Chapitre XXIX
Chapitre XXIX Qu'on ne fait pas des royalistes par le système des intérêts révolutionnaires
Passons sur un autre champ de bataille.
J'ai dit qu'il fallait faire des royalistes, s'il n'y en avait pas en France. C'est précisément pour cela, répond-on, que l'on gouverne dans le sens des intérêts révolutionnaires. Le chef-d'oeuvre du ministère sera de rattacher au roi tous ses ennemis. On gagnera tous les hommes qui n'ont à se reprocher qu'un excès d'énergie, et qui mettront à défendre le trône la force qu'ils ont mise à le renverser.

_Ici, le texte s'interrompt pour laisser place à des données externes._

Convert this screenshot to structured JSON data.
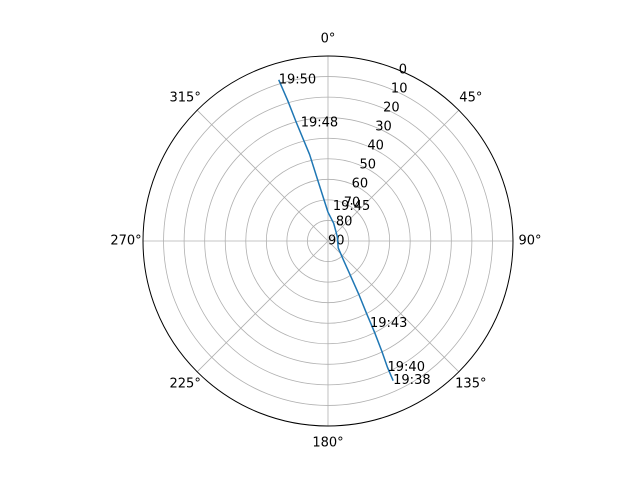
{
  "chart_data": {
    "type": "polar-line",
    "projection": "polar",
    "theta_direction": "clockwise",
    "theta_zero_location": "N",
    "r_axis": {
      "inverted": true,
      "range": [
        0,
        90
      ],
      "ticks": [
        0,
        10,
        20,
        30,
        40,
        50,
        60,
        70,
        80,
        90
      ],
      "tick_labels": [
        "0",
        "10",
        "20",
        "30",
        "40",
        "50",
        "60",
        "70",
        "80",
        "90"
      ]
    },
    "theta_axis": {
      "ticks": [
        0,
        45,
        90,
        135,
        180,
        225,
        270,
        315
      ],
      "tick_labels": [
        "0°",
        "45°",
        "90°",
        "135°",
        "180°",
        "225°",
        "270°",
        "315°"
      ]
    },
    "grid": true,
    "series": [
      {
        "color": "#1f77b4",
        "points": [
          {
            "azimuth": 155,
            "elevation": 15
          },
          {
            "azimuth": 154.8,
            "elevation": 22
          },
          {
            "azimuth": 154,
            "elevation": 30
          },
          {
            "azimuth": 153,
            "elevation": 40
          },
          {
            "azimuth": 152,
            "elevation": 50
          },
          {
            "azimuth": 150,
            "elevation": 60
          },
          {
            "azimuth": 147,
            "elevation": 70
          },
          {
            "azimuth": 141,
            "elevation": 78
          },
          {
            "azimuth": 124,
            "elevation": 84
          },
          {
            "azimuth": 65,
            "elevation": 85
          },
          {
            "azimuth": 18,
            "elevation": 81
          },
          {
            "azimuth": 0,
            "elevation": 76
          },
          {
            "azimuth": -9,
            "elevation": 62
          },
          {
            "azimuth": -12,
            "elevation": 47
          },
          {
            "azimuth": -15,
            "elevation": 30
          },
          {
            "azimuth": -16,
            "elevation": 19
          },
          {
            "azimuth": -17,
            "elevation": 8
          }
        ]
      }
    ],
    "annotations": [
      {
        "text": "19:38",
        "azimuth": 155,
        "elevation": 15
      },
      {
        "text": "19:40",
        "azimuth": 154.8,
        "elevation": 22
      },
      {
        "text": "19:43",
        "azimuth": 153,
        "elevation": 45
      },
      {
        "text": "19:45",
        "azimuth": 8,
        "elevation": 73
      },
      {
        "text": "19:48",
        "azimuth": -13,
        "elevation": 31
      },
      {
        "text": "19:50",
        "azimuth": -17,
        "elevation": 8
      }
    ]
  }
}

Et moi aussi j'ai prêché cette doctrine. et moi aussi j'ai dit qu'il fallait fermer les plaies, oublier le passé, pardonner l'erreur. Quel éloge n'ai-je point fait de l'armée ! Je dois même le confesser : je suis trop sensible à la gloire militaire, et je raisonne mal quand j'entends battre un tambour. Mais ce que je concevais avant le 20 mars, je ne le conçois plus après. Etre un bon homme, soit ! mais un niais, non ! Je serais aussi trop honteux d'être deux fois dupe. Vous prétendez rendre royalistes les hommes qui vous ont déjà perdus ! Et que ferez-vous pour eux qu'on n'eût point fait alors ? Ils occupaient toutes les places, ils dévoraient tout l'argent, ils étaient chargés de tous les honneurs. On donnait à quelques régicides mille écus par mois pour avoir fait tomber la tête de Louis XVI. Serez-vous plus libéral ? Les Cent Jours ont envenimé la plaie ; il ont ajouté aux passions premières la honte d'avoir tenté sans succès une nouvelle trahison. Par cette raison, la légitimité est devenue de plus en plus odieuse à de certains hommes : ils ne seront satisfaits que par son entière destruction. Je le répéterai : essayer encore après le 20 mars de gagner les révolutionnaires, remettre encore toutes les places entre les mains des ennemis du roi, continuer encore le système de fusion et d'amalgame, croire encore qu'on enchaîne la vanité par les bienfaits, les passions par les intérêts ; en un mot, retomber dans toutes les fautes qu'on a faites après une leçon si récente, une expérience si rude, disons-le sans détour, il faut que quelque arrêt fatal ait été prononcé contre cet infortuné pays.